Look for any signs of contact between the outer cage plate and the cog teeth as an indication that the cage plate might be "snagging" momentarily on the rotating larger cogs.

Moving the paddle more slowly during sweeps toward the larger cogs will also allow more uptake of chain along the larger cogs, which will tension the chain more and thus tend to rotate the cage favorably in the CCW direction, sparing contact between cog teeth and the cage.

rain dogs
11-01-2019, 02:42 AM
"...front and rear semi simultaneously...". Are you asking too much of the rear derailleur?

No way... this is one of the things that is excellent about the function of Campagnolo and has been since forever way back to the 2000's. You can drop the chain at the front and shift 3/4 cogs in the back simultaneously, no change in cadence, no a second of hesitation. You should be able to push both thumb buttons pre-climb all the way through all clicks in one motion and land in almost exactly the same gear inches, but with the range needed to then go up the climb just surfing the cassette. Not being able to means something is wrong.

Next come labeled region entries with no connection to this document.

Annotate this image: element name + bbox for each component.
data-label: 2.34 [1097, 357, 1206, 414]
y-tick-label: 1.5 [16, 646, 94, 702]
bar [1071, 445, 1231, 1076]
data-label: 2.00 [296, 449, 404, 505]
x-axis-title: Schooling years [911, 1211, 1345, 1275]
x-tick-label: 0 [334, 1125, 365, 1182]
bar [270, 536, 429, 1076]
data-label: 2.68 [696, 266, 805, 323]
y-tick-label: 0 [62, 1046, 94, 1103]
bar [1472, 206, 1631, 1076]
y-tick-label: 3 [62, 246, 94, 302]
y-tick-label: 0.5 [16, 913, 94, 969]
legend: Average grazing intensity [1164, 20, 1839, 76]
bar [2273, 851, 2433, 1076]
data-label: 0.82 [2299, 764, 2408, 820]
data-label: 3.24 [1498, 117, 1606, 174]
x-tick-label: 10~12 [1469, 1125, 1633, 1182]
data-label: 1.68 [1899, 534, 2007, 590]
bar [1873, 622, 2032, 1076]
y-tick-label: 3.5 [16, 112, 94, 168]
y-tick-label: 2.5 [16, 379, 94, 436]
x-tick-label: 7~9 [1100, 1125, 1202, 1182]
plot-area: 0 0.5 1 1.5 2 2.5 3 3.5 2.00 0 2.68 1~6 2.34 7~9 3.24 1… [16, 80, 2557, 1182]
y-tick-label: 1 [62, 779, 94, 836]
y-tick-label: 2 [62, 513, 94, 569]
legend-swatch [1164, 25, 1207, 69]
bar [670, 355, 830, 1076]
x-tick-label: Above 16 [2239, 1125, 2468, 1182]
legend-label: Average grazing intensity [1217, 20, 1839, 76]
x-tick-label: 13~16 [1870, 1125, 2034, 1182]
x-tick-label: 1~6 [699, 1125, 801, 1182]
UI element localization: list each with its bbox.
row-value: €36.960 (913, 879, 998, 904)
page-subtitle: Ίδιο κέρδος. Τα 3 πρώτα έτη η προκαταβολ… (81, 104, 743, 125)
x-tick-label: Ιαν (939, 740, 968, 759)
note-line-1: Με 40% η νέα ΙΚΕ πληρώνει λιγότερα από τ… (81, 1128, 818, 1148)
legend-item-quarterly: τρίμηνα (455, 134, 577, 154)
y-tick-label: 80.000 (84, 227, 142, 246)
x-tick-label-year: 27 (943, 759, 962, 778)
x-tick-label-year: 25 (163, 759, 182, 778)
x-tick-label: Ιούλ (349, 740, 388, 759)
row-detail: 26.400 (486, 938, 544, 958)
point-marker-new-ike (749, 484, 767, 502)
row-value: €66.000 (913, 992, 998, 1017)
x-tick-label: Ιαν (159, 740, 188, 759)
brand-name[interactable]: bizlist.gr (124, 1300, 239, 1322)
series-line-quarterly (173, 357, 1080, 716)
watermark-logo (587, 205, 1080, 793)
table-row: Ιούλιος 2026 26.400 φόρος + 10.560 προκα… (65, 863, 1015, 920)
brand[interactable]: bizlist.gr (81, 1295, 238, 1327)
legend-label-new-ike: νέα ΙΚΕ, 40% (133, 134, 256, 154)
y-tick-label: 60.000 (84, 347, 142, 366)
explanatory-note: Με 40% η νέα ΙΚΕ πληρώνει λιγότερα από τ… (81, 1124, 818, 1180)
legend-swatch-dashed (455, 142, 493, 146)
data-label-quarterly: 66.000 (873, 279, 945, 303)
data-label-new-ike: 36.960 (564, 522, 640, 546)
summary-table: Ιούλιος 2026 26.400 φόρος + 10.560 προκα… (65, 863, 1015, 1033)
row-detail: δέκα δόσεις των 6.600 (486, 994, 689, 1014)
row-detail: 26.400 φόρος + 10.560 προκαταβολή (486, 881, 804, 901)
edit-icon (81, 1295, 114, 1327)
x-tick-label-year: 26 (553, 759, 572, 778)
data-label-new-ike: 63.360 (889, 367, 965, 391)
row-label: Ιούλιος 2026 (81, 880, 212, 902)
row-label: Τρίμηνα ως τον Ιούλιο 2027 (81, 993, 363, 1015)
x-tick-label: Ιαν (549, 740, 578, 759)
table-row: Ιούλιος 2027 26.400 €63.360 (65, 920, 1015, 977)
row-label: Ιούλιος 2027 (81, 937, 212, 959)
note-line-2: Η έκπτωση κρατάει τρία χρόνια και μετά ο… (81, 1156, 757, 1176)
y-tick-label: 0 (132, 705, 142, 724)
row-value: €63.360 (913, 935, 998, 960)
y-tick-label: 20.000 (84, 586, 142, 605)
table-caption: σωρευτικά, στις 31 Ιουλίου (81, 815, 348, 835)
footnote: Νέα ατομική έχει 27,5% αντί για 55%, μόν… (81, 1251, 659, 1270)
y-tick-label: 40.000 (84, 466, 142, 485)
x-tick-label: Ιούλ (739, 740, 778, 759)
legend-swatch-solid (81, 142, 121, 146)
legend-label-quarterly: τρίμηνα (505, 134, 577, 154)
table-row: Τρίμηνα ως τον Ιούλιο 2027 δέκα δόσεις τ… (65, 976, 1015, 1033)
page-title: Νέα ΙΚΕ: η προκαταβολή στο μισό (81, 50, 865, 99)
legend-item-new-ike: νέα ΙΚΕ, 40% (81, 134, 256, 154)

Re: the OP question, if it isn't a damaged pulley then I'd think it must be with the h-screw and the clearance between the top pulley and the cassette (the job formerly done by the b-limit screw.)

However, I'm just trouble shooting/guessing as I have never ever seen or experienced the issue described.

The last thing could possibly be a stuck link on the chain or a bad quicklink but again..... that's a weird one

oldpotatoe
11-01-2019, 05:32 AM
Cage been removed and reinstalled up side down?
Cage a wee bit 'bent'? Somehow.

thwart
11-01-2019, 07:04 AM
No way... this is one of the things that is excellent about the function of Campagnolo and has been since forever way back to the 2000's. You can drop the chain at the front and shift 3/4 cogs in the back simultaneously, no change in cadence, no a second of hesitation. You should be able to push both thumb buttons pre-climb all the way through all clicks in one motion and land in almost exactly the same gear inches, but with the range needed to then go up the climb just surfing the cassette. Not being able to means something is wrong.

This. Do this several times every ride (both up and down, but down more frequently) and it's Campy's most obvious benefit over using Shimano or SRAM.

I'd change out the chain first, assuming the cage and jockey wheel look good and appropriately installed. And of course also assuming chain length is correct.